In [2]:
import requests
from bs4 import BeautifulSoup
import pandas as pd
import time
import random
import re



In [4]:
import requests, pandas as pd, re, os, time, random
from bs4 import BeautifulSoup

def crawl_saketime_region(region_name: str, url: str):
    headers = {"User-Agent": "Mozilla/5.0"}

    try:
        res = requests.get(url, headers=headers, timeout=15)
        res.raise_for_status()
    except:
        return None  # 回傳 None 表示失敗

    soup = BeautifulSoup(res.text, "html.parser")
    data = []

    for item in soup.select("li.ranking"):
        try:
            rank_tag = item.select_one("p.rank")
            h2_tag = item.select_one("h2")
            brand_info_tag = item.select_one("p.brand_info")
            score_tag = item.select_one("p.brand_point span.point")

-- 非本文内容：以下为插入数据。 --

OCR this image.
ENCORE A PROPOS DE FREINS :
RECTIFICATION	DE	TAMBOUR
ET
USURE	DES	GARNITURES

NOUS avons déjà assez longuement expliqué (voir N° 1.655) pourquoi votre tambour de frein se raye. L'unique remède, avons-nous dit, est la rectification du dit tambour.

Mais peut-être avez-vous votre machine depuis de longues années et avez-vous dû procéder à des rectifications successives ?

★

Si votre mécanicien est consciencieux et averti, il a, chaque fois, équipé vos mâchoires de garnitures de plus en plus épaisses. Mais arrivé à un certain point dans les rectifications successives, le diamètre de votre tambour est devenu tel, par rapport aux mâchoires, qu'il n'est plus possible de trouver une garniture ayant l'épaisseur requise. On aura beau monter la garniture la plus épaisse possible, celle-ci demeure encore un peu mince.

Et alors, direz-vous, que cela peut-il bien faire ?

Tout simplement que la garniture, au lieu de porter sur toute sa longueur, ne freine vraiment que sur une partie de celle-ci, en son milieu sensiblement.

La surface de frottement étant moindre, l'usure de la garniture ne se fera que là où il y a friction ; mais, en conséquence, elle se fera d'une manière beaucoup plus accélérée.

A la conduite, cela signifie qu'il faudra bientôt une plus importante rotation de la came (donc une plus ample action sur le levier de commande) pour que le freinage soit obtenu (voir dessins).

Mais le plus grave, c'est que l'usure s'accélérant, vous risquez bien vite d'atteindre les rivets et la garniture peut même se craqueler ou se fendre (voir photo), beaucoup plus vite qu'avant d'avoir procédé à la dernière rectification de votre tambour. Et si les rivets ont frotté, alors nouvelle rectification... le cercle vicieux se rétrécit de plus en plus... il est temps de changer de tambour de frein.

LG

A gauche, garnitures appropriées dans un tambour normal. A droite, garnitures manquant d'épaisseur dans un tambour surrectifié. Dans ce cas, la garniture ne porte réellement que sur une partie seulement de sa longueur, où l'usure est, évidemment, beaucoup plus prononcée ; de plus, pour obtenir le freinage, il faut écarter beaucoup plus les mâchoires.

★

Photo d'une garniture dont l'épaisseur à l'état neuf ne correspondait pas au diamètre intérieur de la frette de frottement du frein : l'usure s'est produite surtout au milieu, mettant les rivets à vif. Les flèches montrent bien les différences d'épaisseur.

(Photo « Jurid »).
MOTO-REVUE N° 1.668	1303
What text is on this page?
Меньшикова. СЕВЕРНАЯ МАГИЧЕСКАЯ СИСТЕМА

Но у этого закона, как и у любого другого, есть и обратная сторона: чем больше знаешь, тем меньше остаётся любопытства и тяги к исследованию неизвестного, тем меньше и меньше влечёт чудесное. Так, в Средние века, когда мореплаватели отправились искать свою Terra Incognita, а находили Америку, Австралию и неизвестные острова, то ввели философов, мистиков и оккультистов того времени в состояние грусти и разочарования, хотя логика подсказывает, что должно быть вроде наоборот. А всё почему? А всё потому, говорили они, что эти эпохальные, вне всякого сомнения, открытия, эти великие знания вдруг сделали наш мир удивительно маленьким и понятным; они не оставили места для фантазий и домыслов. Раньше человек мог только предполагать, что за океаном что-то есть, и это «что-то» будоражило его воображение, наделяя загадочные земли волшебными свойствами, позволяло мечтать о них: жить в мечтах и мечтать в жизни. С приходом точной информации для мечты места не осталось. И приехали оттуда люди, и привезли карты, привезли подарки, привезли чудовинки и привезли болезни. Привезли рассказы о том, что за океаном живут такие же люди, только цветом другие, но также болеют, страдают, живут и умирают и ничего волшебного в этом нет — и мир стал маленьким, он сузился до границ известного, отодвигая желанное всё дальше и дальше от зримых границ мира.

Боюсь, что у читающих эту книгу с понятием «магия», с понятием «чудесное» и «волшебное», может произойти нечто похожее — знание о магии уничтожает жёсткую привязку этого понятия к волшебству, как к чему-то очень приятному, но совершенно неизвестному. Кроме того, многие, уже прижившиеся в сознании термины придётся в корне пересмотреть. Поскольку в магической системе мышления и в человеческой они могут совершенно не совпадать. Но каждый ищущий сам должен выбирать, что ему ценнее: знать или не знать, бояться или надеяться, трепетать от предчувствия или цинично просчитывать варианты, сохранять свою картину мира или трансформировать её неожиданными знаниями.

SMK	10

            if not (rank_tag and h2_tag and brand_info_tag and score_tag):
                raise ValueError()

            rank = rank_tag.text.strip().replace("位", "")
            name = h2_tag.select_one("span").text.strip()
            kana = h2_tag.text.split("（")[-1].replace("）", "").strip() if "（" in h2_tag.text else ""
            detail_url = "https://www.saketime.jp" + h2_tag.select_one("a")["href"]

            region, brewery = "", ""
            info_text = brand_info_tag.text.strip()
            if "|" in info_text:
                region, brewery = map(str.strip, info_text.split("|"))
            else:
                region = info_text.strip()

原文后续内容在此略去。